Imagining a Davos For the Many that was Actually Serious About Climate Change
Peter Bloom on what Davos might look like if it was serious about addressing climate change.
From the moment world leaders claiming to want to fight climate change arrived in private jets, the 2019 World Economic Forum in Davos attracted controversy. With global inequality growing and the threat of environmental destruction looming ever larger, the jets are getting larger and more expensive. The director of one private charter company says surging demand for his planes is partly down to “business rivals not wanting to be seen to be outdone by one another”.
This contradiction between rhetoric and action goes far beyond the use of private aircraft. It reveals the broader problems of allowing billionaires to not only control a disproportionate amount of the world’s wealth but also shape its political and economic agenda. While recognising the need for change, their solutions will almost always lead to a defence of the status quo from which they profit so handsomely.
Davos is just the tip of the iceberg of the more pervasive problem of “charitable billionaires”. On the surface, it would appear that having “the 1%” direct their wealth toward worthy causes is both laudatory and necessary. But such philanthrocapitalism promotes market-friendly policies and devalues the ability of democratic governments to provide social welfare or meet the needs of their citizens. As one critic noted:
the problems capitalist philanthropists claim to be solving are rooted in the same economic system that allows them to generate such enormous wealth in the first place.
An obvious answer may then be to simply dismiss the World Economic Forum and Davos altogether. Stopgap solutions such as seeking to address economic insecurity through employee “mindfulness and well-being” could be mocked, at best.
An alternative and sustainable Davos?
However, the ethos of Davos still has much to offer. It represents an effort to bring together global leaders and influencers to address problems that go beyond national borders. If anything, it would appear that we need more of these trans-national spaces for discussing technological innovation and social transformation.
For Davos to truly be effective though, it must stop serving as a space for elites to defend their status and power. It must no longer be a forum, for instance, for CEOs like Tim Cook of Apple to defend his company and his executive allies from the legitimate “big tech backlash”. Rather, it should be an opportunity to force billionaires to invest in ambitious progressive solutions for solving the very problems they are primarily responsible for causing.
Climate change is a crucial place to start. At the moment, the most that pro-environmental voices such as New Zealand PM Jacinda Ardern can do is plead with elites to “get on the right side of history and embrace ‘guardianship’ of the earth”. Alternatively, Davos could be used to promote a more ambitious green agenda and directly challenge the power of the billionaire class and the politicians who continue to prop them up.

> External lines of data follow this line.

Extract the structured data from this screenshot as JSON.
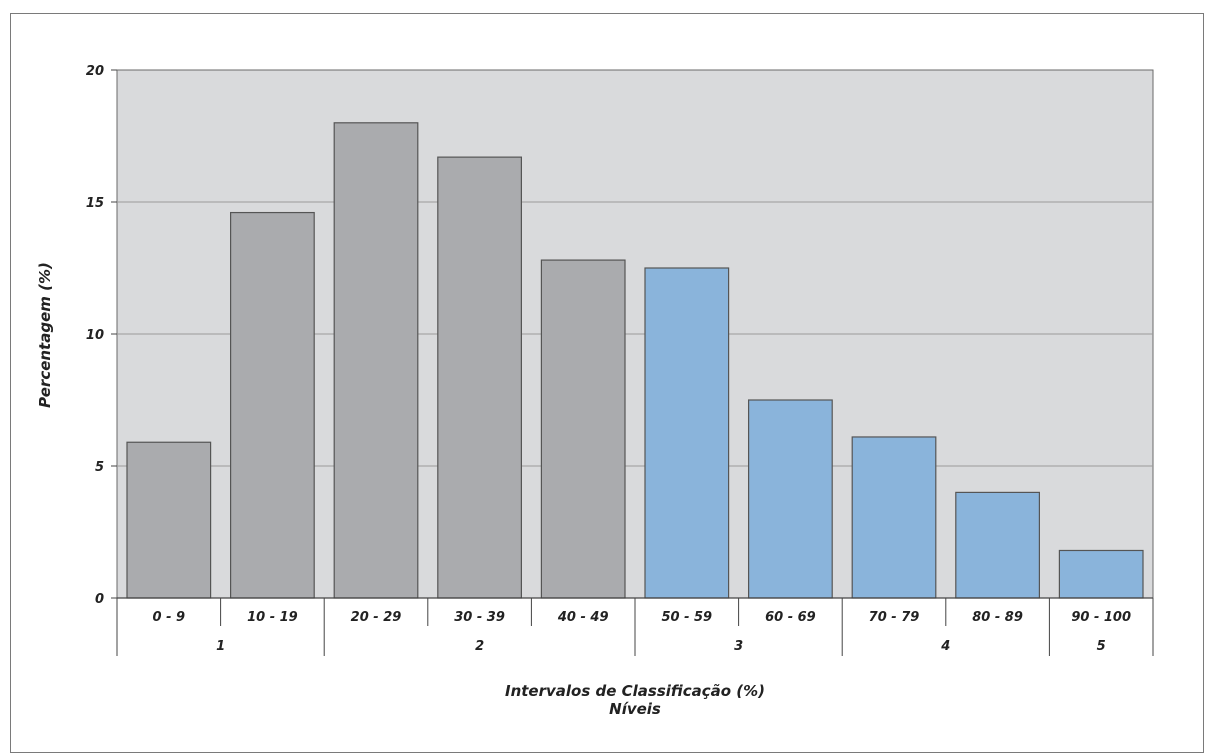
{
  "chart_data": {
    "type": "bar",
    "categories": [
      "0 - 9",
      "10 - 19",
      "20 - 29",
      "30 - 39",
      "40 - 49",
      "50 - 59",
      "60 - 69",
      "70 - 79",
      "80 - 89",
      "90 - 100"
    ],
    "values": [
      5.9,
      14.6,
      18.0,
      16.7,
      12.8,
      12.5,
      7.5,
      6.1,
      4.0,
      1.8
    ],
    "level_groups": [
      {
        "label": "1",
        "categories": [
          "0 - 9",
          "10 - 19"
        ]
      },
      {
        "label": "2",
        "categories": [
          "20 - 29",
          "30 - 39",
          "40 - 49"
        ]
      },
      {
        "label": "3",
        "categories": [
          "50 - 59",
          "60 - 69"
        ]
      },
      {
        "label": "4",
        "categories": [
          "70 - 79",
          "80 - 89"
        ]
      },
      {
        "label": "5",
        "categories": [
          "90 - 100"
        ]
      }
    ],
    "title": "",
    "xlabel": "Intervalos de Classificação (%)",
    "xlabel2": "Níveis",
    "ylabel": "Percentagem (%)",
    "ylim": [
      0,
      20
    ],
    "yticks": [
      0,
      5,
      10,
      15,
      20
    ],
    "grid": true,
    "legend": "none",
    "colors": {
      "plot_background": "#d9dadc",
      "bar_gray": "#aaabae",
      "bar_blue": "#8ab4db",
      "bar_outline": "#555555",
      "gridline": "#9a9a9a"
    },
    "bar_color_by_category": [
      "gray",
      "gray",
      "gray",
      "gray",
      "gray",
      "blue",
      "blue",
      "blue",
      "blue",
      "blue"
    ]
  }
}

Leading up to Davos, US congresswoman Alexandria Ocasio-Cortez made headlines by calling for a “Green New Deal”. It proposes to have the US become a global leader in “decarbonising” its economy within ten years. Further, it will achieve these aims through massive public investment, a federal jobs guarantee, and a dramatic increase in the taxing of high income. The growing public support for this plan has also been a platform for progressive lawmakers to question the huge US military budget and tax cuts. Why, they ask, are war and wealth being prioritised over the housing, healthcare or the environment?
This is a good beginning. Yet it would benefit from having the support of global movements and the capital of global elites. In an alternative world, Davos could be just such a venue for an international commitment to innovation and progressive change. Rather than just having countries fight to tax their richest citizens and corporations, they could also mandate that they have to invest a percentage of their profits in the ideas and agenda proposed by leading experts and activists around the world every year. In this case, it would be for helping to fund countries and communities to put in place a “green new deal”.
The roots of such an alternative are already growing in events like the “World Social Forum” which is an attempt to bring together community and political leaders with leading thinkers to imagine a different “world” to the corporate-friendly one supported by the World Economic Forum. Critically, it advocates “glocal” solutions, customised to local conditions. Davos, in this regard, could be a yearly corrective where those most affected by elite policies could put forward the specific solutions for them to rectify it.
For this to happen it would mean transforming the very ethos of Davos from one of “idea sharing” to that of democratic accountability and justice. It entails delinking social value and influence from economic wealth and the political influence it buys. Instead, Davos could be an annual opportunity for experts and “the people” to propose the best and most cutting edge ideas for redistributing this wealth to where it is truly needed and can do the most good. Scientists warn that we have only 12 years potentially left to avert a “climate change catastrophe”. It is why we need to create an alternative Davos “for the many, not the few” as soon as possible.
Peter Bloom, Senior Lecturer in Organisation Studies, Department of People and Organisation, The Open University.